03.09.2012  |  „Wer durch die Grüne Hölle will, der kann was erleben.“ Heißt es allerorten, nicht nur auf der Netzseite von „Rad am Ring“. Die Fakten: 24,2 Kilometer, 530 Höhenmeter, 72 Kurven-Passagen, maximal 18 Prozent Steigung. Das beruhigt nicht besonders, wenn man sich für das Jedermann-Rennen angemeldet hat. Vor allem als Frau: Unter über 1300 Teilnehmern sind gerade mal 105 Damen.

Aber um es gleich zu sagen: So schlimm isses dann doch nicht.

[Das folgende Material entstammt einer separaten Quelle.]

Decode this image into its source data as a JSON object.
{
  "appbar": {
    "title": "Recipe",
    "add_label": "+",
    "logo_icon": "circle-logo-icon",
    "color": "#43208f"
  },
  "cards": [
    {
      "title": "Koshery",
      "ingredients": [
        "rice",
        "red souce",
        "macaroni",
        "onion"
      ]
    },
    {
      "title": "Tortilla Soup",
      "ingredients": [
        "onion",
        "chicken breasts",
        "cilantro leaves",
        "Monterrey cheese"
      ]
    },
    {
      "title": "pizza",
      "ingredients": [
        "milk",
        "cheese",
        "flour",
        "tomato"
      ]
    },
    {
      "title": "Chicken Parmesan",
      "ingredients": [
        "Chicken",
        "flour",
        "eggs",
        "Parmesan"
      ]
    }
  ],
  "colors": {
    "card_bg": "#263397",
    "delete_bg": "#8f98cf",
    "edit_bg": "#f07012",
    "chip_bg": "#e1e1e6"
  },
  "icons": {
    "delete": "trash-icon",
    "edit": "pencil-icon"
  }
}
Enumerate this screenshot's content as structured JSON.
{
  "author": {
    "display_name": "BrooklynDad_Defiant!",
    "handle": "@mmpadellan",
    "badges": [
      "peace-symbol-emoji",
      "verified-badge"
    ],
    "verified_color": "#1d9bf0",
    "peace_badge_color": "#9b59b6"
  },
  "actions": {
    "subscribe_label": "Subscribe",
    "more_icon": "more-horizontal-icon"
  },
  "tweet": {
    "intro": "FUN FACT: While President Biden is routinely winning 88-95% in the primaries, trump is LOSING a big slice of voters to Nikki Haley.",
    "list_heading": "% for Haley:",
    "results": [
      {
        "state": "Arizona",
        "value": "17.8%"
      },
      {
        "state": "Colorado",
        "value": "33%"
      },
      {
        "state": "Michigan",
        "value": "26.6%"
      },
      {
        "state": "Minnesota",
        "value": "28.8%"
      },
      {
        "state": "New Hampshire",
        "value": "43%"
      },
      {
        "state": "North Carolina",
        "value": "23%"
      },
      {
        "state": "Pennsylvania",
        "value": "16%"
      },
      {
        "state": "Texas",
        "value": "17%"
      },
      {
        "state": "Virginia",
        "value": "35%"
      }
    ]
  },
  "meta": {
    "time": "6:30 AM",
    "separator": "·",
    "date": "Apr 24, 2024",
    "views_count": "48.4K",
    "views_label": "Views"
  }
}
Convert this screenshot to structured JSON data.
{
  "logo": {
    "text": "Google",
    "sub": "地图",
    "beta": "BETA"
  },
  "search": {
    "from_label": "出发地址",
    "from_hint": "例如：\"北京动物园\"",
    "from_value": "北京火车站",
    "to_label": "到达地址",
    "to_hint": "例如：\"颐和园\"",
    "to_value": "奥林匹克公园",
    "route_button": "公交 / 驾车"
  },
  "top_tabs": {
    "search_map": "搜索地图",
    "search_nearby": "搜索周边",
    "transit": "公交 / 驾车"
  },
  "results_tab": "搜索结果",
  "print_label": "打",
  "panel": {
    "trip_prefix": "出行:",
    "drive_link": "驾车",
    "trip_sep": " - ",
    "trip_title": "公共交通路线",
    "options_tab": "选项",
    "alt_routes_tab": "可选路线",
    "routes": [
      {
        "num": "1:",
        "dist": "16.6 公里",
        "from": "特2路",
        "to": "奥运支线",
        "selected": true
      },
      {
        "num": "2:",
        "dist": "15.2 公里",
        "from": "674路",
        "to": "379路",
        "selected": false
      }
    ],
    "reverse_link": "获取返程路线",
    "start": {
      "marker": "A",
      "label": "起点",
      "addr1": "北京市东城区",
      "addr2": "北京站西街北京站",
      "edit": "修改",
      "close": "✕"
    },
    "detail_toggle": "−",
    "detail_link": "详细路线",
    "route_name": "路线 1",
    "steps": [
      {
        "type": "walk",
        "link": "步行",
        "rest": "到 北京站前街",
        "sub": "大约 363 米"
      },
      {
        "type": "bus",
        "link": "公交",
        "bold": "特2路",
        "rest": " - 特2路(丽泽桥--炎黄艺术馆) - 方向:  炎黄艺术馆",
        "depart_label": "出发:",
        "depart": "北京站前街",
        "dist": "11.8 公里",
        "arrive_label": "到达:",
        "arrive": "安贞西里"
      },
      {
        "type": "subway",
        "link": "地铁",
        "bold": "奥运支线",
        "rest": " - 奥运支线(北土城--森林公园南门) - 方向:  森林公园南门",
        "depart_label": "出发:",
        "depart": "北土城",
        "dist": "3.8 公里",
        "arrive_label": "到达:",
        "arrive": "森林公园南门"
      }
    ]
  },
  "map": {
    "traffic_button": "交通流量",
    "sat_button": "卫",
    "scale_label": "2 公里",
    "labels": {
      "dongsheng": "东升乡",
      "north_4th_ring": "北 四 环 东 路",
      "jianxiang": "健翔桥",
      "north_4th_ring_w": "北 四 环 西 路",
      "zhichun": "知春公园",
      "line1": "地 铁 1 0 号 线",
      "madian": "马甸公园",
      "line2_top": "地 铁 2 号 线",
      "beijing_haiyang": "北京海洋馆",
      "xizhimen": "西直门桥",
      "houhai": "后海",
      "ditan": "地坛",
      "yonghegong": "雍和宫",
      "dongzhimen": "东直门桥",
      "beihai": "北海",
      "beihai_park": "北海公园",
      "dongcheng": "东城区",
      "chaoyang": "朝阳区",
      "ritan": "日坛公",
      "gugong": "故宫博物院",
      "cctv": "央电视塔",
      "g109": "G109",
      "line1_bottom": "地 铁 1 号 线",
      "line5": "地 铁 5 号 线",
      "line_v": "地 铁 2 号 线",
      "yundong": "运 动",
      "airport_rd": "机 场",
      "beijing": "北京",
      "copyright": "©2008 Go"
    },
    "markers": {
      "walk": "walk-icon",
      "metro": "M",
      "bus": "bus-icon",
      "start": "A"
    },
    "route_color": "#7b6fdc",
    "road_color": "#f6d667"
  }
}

Zumindest nicht auf der 75-km-Strecke, die die Nordschleife dreimal umrundet. Aber eine echte Berg- und Talfahrt ist es schon. Fast zehnmal geht es richtig bergab, darunter durch die berühmt-berüchtigte Fuchsröhre, auf der Downhill-Cracks über 90 km/h auf die Uhr bringen.

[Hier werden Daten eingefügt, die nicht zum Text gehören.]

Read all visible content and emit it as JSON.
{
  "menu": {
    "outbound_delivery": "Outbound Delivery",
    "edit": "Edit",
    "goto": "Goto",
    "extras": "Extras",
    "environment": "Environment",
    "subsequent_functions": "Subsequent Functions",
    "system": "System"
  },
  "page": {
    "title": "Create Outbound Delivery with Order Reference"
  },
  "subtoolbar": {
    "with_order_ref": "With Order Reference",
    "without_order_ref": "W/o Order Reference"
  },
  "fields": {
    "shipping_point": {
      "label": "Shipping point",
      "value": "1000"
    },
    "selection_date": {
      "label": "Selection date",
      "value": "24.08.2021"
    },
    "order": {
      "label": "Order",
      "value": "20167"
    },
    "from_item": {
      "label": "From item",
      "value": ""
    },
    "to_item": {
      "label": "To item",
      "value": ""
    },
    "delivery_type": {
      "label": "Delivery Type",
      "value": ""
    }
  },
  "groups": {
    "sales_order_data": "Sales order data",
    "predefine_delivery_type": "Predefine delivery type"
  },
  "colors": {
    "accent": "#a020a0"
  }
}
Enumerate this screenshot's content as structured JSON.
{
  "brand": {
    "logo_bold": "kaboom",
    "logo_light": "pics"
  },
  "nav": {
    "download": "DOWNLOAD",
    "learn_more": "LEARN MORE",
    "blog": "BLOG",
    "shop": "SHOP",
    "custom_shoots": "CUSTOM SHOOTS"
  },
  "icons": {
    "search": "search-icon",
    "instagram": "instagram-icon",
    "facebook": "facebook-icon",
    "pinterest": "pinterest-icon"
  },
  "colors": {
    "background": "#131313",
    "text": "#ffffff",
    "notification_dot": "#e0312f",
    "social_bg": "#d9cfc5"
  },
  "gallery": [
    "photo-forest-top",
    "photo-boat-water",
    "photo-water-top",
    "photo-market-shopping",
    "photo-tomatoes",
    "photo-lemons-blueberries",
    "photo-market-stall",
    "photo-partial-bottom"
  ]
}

Logischerweise geht's genauso oft bergauf, auch wenn man sich mit viel Schwung einiges an Treterei ersparen kann. Richtig hart ist allerdings der 18-%-Stich an der Hohen Acht: Da hat man schon vier Kilometer Steigung um 10 % in den Beinen.

Perfektes Rad-Wetter
Aber der Reihe nach. Samstag, acht Uhr, der Wecker zwitschert. Eine Stunde war ich schon wach (die Nervosität vor dem Rennen…), konnte mich aber nicht zum Aufstehen entschließen (die Müdigkeit vor dem Rennen;-). Erstmal das Wetter checken: Wolkig, aber immer wieder bricht die Sonne durch. Eigentlich erstaunlich nach den üblen Gewittern am Freitag –perfektes Rad-Wetter.

Das „Power-Frühstück“ mit Obst, Müsli und Milchkaffee auf der Terrasse unseres netten Häuschens im „Lindner Ferienpark“ in Drees fällt wegen der späten Startzeit um eins recht ausführlich aus. Dann mache ich mich mit meinem Mann (der ebenfalls das 75-km-Rennen fährt) nach einem gründlichen Rad- und Ausrüstungs-Check auf die Aufwärm-Runde.

Nach einem Abstecher über Müllenbach kurbeln wir zur Rennstrecke. In 20 Minuten soll die Startaufstellung beginnen; wir drehen noch eine Runde durch das Fahrerlager des 24-h-Rennens, und besuchen die „Roto“-Mannschaft, die neben uns in Drees zwei Ferienhäuser belegt. Auch hier ist die Nervosität vor dem Start spürbar – wenn man sich nach außen natürlich betont locker gibt. Machen wir ja nicht anders…

"Freude am Fahren"
Dann also auf in den Startblock. „Freude am Fahren“ steht groß über der Strecke; das Wetter passt jedenfalls: Die Sonne kommt endgültig raus. Nach dem Start der knapp 390 Renner der 150 Kilometer sind wir dran: Um Viertel nach Eins gehen gut 800 75-km-Starter auf die Strecke. Die Anfangs-Hektik verteilt sich auf der 18 Meter breiten Formel-1-Runde gut, so dass alle ohne größere Probleme ins Rollen kommen.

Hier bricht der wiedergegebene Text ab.